News Room - Steel Industry

Posted on 06 Nov 2015

Sale of investments boosts profit even as Chinese imports hurt revenues

Tata Steel reported a better-than-expected 22% increase in quarterly profit, boosted by gains from sale of investments that helped offset weaker revenues caused by surging imports of cheaper products from China.

Consolidated net income rose to 15.29 billion rupees ($233 million) for the quarter ended Sept. 30, from 12.54 billion rupees a year earlier, Tata Steel said in a statement on Thursday. Analysts on an average had expected a profit of around 12 billion rupees. Sales declined 18.1% to 290.69 billion rupees.

The company's European unit posted a loss of 2.38 billion rupees, as steel deliveries declined to 3.27 million tons. Tata Steel and rivals are grappling with rising imports of Chinese steel as producers in Asia's largest economy have boosted overseas sales amid a slowdown in consumption at home.
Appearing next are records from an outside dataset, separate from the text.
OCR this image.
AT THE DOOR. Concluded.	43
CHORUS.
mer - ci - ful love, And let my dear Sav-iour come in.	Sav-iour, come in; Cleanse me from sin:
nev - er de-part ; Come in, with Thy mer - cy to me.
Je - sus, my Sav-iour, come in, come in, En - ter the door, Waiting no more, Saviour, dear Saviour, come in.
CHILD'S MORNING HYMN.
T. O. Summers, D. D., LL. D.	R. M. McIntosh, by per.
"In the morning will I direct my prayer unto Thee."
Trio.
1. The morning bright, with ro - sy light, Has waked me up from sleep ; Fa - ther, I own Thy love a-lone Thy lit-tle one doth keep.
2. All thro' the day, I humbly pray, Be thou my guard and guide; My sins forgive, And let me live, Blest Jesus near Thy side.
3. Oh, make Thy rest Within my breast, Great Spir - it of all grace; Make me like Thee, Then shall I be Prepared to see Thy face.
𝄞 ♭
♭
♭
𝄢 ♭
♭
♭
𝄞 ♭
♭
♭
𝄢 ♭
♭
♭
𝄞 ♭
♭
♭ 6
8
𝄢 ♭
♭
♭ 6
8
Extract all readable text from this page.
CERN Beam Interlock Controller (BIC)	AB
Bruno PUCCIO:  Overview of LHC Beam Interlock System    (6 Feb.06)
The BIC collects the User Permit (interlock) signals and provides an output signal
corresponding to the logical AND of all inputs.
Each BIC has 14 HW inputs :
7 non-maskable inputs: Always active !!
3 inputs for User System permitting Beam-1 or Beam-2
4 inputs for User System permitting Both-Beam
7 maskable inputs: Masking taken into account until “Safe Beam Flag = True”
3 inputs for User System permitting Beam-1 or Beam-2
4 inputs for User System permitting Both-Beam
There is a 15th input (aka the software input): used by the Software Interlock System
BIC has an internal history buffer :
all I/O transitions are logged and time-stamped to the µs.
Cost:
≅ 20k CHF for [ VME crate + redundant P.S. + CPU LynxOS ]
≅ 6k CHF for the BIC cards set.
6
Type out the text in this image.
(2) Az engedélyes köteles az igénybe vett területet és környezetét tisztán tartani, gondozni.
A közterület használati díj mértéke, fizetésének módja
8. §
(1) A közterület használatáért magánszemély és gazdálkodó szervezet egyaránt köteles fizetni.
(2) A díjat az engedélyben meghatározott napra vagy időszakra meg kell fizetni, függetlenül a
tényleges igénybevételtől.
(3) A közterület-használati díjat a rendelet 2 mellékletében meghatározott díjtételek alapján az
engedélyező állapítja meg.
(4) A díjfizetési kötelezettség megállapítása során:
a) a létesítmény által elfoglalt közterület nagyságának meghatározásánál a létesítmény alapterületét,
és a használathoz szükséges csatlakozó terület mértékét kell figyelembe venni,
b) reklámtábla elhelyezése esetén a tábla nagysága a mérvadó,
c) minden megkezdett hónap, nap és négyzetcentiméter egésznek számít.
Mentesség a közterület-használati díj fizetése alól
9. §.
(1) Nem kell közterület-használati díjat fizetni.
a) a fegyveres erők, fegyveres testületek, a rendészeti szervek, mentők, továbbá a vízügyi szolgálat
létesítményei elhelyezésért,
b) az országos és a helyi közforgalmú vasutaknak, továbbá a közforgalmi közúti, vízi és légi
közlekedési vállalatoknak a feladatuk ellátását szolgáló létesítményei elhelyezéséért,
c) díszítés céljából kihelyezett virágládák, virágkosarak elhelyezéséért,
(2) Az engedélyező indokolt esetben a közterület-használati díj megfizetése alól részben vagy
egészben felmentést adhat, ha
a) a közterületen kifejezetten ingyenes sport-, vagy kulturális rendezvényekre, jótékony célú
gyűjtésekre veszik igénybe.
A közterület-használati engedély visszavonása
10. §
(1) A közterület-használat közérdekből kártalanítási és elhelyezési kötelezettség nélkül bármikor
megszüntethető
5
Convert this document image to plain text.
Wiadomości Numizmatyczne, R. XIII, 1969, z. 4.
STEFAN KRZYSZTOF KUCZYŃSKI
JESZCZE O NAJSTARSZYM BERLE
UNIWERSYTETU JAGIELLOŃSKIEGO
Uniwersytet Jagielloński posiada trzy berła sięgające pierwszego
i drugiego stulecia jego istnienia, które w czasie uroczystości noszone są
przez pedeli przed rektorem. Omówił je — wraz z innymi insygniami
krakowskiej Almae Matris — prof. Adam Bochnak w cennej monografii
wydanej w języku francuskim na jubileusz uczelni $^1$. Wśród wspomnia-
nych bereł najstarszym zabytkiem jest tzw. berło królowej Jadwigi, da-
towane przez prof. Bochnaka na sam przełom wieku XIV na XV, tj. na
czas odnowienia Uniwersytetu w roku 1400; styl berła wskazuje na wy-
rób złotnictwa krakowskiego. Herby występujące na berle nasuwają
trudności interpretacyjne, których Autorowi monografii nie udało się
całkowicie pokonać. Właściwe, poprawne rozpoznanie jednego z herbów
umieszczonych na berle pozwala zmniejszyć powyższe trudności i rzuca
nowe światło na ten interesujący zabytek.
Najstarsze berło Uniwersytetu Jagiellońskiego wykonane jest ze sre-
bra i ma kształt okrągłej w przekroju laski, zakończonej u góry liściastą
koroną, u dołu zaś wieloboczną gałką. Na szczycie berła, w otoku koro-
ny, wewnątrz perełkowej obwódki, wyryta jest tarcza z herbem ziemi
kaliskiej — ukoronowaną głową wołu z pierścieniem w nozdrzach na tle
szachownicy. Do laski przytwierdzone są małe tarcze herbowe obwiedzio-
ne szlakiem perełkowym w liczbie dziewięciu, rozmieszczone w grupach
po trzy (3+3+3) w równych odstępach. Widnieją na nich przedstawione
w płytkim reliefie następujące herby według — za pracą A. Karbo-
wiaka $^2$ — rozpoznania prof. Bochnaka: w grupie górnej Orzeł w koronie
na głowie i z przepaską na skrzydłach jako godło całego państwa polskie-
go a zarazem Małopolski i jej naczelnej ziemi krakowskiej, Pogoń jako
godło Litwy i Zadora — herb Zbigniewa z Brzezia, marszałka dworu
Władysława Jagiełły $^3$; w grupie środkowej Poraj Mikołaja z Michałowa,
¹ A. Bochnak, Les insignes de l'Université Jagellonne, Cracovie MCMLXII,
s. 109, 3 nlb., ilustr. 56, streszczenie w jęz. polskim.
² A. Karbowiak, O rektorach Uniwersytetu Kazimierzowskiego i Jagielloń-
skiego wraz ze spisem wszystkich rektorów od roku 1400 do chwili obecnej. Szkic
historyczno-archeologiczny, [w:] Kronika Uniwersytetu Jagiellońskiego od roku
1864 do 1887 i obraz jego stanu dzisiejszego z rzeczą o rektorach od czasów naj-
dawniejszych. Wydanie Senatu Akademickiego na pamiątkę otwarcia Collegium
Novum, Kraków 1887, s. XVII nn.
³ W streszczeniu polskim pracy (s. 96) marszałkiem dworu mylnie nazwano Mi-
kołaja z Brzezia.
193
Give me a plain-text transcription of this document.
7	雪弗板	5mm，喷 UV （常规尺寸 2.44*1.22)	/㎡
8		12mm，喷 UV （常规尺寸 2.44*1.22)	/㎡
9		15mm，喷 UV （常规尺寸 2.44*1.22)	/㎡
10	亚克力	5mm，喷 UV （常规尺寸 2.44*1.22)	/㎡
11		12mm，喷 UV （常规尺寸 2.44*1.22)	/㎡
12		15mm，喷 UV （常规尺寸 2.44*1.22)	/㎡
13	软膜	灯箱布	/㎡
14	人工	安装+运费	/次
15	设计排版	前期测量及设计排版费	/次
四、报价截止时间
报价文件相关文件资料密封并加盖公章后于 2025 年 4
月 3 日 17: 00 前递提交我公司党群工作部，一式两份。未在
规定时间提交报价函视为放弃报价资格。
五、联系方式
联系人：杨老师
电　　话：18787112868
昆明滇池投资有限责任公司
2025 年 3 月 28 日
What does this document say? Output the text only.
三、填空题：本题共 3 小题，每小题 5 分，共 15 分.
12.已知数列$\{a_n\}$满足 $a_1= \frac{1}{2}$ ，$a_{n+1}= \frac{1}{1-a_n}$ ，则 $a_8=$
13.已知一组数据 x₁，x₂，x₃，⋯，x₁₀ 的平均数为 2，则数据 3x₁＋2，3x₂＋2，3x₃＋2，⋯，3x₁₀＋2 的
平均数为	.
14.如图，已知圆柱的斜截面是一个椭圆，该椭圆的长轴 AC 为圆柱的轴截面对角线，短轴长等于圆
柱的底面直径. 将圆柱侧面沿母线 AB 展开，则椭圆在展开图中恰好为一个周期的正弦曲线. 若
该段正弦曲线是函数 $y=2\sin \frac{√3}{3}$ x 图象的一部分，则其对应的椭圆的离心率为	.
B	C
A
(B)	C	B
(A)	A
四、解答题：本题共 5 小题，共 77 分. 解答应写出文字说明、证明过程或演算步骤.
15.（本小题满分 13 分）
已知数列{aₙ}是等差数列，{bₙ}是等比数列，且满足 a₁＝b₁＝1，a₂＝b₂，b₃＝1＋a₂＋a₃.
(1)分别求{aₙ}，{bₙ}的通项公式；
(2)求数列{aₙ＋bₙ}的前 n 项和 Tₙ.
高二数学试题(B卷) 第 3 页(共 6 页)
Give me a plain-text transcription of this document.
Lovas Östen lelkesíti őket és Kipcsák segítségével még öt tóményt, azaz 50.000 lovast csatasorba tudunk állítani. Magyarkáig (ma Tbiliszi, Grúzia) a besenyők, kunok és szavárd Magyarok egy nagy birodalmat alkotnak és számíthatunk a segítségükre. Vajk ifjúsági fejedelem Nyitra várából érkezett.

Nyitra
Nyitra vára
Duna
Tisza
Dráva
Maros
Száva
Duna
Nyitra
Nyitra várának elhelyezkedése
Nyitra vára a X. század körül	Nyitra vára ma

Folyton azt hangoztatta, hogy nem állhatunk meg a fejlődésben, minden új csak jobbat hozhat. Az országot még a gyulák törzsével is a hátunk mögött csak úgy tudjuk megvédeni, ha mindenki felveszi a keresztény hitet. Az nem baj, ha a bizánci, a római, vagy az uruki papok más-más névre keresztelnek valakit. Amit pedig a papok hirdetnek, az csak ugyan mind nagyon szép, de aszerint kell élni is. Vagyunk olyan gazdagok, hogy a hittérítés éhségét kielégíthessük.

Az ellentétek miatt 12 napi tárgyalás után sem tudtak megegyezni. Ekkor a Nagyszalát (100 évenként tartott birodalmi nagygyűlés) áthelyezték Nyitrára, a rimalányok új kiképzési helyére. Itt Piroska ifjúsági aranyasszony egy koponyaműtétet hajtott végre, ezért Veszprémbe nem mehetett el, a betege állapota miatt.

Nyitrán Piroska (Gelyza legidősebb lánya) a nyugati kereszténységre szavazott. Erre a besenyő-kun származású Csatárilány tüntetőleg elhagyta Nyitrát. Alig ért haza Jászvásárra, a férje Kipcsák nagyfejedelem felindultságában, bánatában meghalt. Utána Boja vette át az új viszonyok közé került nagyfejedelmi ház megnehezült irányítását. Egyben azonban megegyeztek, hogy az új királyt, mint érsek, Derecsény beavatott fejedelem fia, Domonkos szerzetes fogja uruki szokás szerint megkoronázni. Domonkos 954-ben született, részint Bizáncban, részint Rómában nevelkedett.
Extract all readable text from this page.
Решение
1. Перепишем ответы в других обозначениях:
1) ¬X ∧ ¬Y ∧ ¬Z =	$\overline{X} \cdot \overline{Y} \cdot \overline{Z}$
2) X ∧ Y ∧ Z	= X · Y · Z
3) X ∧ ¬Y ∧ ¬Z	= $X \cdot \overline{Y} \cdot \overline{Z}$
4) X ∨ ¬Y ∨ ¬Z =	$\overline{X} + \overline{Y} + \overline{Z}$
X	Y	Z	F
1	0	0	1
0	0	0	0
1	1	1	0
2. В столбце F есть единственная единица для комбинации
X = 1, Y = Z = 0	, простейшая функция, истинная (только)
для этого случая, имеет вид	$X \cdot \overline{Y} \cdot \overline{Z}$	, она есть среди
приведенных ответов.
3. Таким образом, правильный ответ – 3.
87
"Operational restructuring in the U.K., increasing steel imports and the relative strengthening of the pound against the euro affected our competitiveness,'' Koushik Chatterji, Tata Steel's group executive director, told reporters in Mumbai after releasing the earnings.

India, the world's third-biggest steel producer, has raised the import duty on steel products in recent months, but the move hasn't slowed imports. The country imported 9.32 million tons last fiscal year, around 70% more than a year earlier, with cheaper purchases from China accounting for about a third of the total.

Tata Steel's other income for the quarter jumped nearly nine-fold to 29.38 billion rupees, as the company booked a gain of 28.08 billion rupees, mostly related to the sale of shares in group company Tata Motors.

The steel maker sold shares worth up to 25 billion rupees in Tata Motors in September. Tata Steel held nearly 152 million shares, or 4.71%, of Tata Motors stock at the end of March. Tata Motors had 44.32 million shares, or 0.46%, of Tata Steel.

Under previous chairman Ratan Tata, India's $109 billion Tata Group embarked on a global expansion spree through a series of high-profile acquisitions that included a $2.5 billion purchase of luxury automaker Jaguar Land Rover in 2008 and the near-$13 billion deal for Anglo-Dutch steelmaker Corus.

Tata Steel has been looking to pare its more than $12 billion debt, accumulated after its 2008 purchase of Corus. It has shed more than 700 jobs in the U.K. in the last few months and is pushing a voluntary staff benefit program for its local employees. Tata Steel also recently announced closure of some of its manufacturing sites in the U.K.

     "We will continue our focus on value and match our production to market conditions through the rest of this year,'' Karl Ulrich Koehler, head of Europe business, said.